Outdoor images often suffer from reduced visibility due to haze, fog, or atmospheric scattering. This project proposes an Artificial Multiple Exposure Fusion (AMEF) method for single-image dehazing. Unlike traditional techniques that rely on depth estimation or inversion of haze models, AMEF underexposes the hazy image through a series of gamma corrections. The set of artificially exposed images is then fused using a multi-scale Laplacian blending scheme, producing a haze-free image.

Key outcomes:

• Removes haze effectively without depth maps.
• Provides both qualitative and quantitative improvements.
• Open-source implementation available for reproducibility.

• Image dehazing improves degraded visibility caused by haze or fog.
• Conventional methods rely on physical haze models, depth estimation, or image priors.
• Proposed Approach: Treat haze removal as a spatially-varying contrast and saturation enhancement problem.

1. Input: A hazy image.
2. Gamma Correction: Create a set of artificially underexposed versions.
3. Fusion Strategy:
   • Use Laplacian pyramid decomposition.
   • Fuse best-quality regions from each exposure.
   • Generate a single haze-free output.

Advantages:

• Avoids explicit depth or transmission estimation.
• Efficient and robust against varying haze density.
• Preserves color and contrast without artifacts.
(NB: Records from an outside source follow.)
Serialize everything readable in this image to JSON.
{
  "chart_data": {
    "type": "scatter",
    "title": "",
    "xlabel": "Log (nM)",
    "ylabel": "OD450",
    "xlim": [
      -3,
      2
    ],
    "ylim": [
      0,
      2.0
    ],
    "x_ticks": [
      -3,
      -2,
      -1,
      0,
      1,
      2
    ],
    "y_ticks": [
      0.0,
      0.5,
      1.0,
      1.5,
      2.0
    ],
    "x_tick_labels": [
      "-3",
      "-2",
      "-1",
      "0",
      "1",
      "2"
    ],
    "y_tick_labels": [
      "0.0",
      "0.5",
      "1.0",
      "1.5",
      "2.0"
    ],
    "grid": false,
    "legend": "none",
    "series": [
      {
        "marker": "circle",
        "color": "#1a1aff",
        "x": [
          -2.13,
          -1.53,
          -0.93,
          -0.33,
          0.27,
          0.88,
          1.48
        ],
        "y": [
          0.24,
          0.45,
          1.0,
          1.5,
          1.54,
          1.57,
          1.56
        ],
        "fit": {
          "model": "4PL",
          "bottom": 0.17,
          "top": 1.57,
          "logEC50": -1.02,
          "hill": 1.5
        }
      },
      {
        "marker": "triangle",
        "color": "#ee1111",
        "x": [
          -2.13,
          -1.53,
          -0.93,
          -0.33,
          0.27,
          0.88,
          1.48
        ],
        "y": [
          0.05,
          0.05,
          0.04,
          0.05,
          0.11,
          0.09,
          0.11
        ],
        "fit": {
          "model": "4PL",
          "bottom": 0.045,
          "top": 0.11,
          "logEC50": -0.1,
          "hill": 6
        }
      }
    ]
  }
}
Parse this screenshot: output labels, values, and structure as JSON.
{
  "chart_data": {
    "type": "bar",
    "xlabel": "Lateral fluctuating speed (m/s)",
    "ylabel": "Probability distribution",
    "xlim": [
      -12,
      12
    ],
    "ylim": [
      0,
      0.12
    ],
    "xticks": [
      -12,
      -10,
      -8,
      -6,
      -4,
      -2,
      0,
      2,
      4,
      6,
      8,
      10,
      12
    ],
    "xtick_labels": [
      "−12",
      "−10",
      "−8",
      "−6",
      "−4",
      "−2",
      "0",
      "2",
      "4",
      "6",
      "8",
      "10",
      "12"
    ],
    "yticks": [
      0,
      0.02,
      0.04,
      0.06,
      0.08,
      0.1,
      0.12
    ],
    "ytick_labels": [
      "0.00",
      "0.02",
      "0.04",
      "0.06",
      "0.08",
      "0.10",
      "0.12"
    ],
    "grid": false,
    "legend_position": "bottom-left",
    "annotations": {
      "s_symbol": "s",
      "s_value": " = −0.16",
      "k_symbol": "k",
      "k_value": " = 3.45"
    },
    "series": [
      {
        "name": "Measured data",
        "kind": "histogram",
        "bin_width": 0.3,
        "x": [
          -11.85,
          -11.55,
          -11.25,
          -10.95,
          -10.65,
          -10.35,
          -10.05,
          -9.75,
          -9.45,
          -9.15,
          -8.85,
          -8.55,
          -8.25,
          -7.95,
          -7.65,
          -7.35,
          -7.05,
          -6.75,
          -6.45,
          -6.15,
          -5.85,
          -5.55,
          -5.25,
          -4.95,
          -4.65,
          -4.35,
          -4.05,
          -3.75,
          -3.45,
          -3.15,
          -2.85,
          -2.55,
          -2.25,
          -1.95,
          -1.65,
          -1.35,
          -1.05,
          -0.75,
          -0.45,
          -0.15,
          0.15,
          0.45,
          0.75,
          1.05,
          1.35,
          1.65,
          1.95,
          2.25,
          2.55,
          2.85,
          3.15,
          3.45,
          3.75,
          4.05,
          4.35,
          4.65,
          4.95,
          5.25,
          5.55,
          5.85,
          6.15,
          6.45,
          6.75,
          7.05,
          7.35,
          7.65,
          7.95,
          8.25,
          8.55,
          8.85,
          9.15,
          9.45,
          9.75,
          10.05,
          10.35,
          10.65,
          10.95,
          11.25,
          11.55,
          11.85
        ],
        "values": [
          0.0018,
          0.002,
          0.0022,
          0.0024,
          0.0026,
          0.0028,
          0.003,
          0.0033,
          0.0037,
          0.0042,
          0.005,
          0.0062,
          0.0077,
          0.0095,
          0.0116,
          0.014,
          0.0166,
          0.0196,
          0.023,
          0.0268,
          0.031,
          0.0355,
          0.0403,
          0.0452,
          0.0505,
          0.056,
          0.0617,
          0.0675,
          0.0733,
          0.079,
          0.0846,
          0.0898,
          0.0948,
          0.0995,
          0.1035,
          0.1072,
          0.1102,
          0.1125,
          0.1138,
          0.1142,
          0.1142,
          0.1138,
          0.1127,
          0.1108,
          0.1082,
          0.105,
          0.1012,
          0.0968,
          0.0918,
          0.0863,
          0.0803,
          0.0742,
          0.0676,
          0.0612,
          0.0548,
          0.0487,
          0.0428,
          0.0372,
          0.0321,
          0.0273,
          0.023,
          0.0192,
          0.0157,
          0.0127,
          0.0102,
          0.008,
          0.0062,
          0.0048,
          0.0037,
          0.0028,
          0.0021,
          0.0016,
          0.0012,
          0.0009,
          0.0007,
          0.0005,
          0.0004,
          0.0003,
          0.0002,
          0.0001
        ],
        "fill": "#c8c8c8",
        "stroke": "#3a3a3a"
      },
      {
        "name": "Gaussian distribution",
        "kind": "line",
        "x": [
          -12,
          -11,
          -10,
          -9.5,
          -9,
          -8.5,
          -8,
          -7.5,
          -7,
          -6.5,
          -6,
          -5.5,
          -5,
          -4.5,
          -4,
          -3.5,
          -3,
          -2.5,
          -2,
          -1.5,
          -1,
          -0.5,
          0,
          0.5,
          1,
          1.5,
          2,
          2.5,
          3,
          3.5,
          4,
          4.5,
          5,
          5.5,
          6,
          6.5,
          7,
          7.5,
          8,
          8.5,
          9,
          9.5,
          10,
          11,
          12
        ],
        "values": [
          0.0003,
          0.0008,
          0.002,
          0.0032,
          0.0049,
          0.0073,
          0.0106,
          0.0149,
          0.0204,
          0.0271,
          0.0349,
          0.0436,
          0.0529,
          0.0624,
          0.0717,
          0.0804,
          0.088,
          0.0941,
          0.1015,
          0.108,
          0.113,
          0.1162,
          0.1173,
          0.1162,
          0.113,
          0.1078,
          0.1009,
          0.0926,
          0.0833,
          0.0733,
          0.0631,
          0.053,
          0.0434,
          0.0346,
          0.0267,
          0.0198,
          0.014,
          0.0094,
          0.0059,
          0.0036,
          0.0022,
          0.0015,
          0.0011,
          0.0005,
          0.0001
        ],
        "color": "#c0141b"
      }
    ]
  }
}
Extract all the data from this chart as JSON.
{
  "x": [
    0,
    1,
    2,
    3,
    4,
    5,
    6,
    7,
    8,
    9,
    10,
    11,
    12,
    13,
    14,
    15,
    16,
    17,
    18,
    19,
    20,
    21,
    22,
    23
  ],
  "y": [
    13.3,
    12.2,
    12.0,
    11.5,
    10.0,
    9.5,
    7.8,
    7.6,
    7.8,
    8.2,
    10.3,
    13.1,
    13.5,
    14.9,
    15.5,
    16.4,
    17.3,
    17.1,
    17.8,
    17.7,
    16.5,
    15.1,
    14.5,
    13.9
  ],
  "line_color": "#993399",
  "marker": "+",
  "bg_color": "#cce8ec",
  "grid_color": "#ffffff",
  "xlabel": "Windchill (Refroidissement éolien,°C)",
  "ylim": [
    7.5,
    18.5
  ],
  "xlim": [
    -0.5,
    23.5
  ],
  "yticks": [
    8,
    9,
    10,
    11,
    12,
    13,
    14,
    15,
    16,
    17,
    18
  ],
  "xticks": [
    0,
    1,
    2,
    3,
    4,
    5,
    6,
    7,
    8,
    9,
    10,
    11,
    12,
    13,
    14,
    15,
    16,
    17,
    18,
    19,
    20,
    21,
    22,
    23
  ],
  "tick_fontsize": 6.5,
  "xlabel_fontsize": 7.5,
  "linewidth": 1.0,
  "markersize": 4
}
• Metrics: Peak Signal-to-Noise Ratio (PSNR), Structural Similarity Index (SSIM).
• Example values:
  • PSNR = 22.02
  • SNR = 17.56
• Subjective Evaluation: AMEF achieves results comparable to Dark Channel Prior (DCP) while avoiding color distortions.
• Quantitative Evaluation: AMEF ranks second-best in SSIM performance, outperforming several state-of-the-art techniques.
• Efficiency: Fastest runtime among compared dehazing methods.

• Autonomous driving and surveillance under poor visibility.
• Remote sensing and aerial imagery.
• Medical imaging and astronomy.
• Web mapping and land-use planning.

• Developed a robust, efficient, and high-quality dehazing technique (AMEF).
• Produces haze-free images without requiring depth estimation.
• Future scope: Apply AMEF principles to other image enhancement tasks such as illumination correction and contrast enhancement.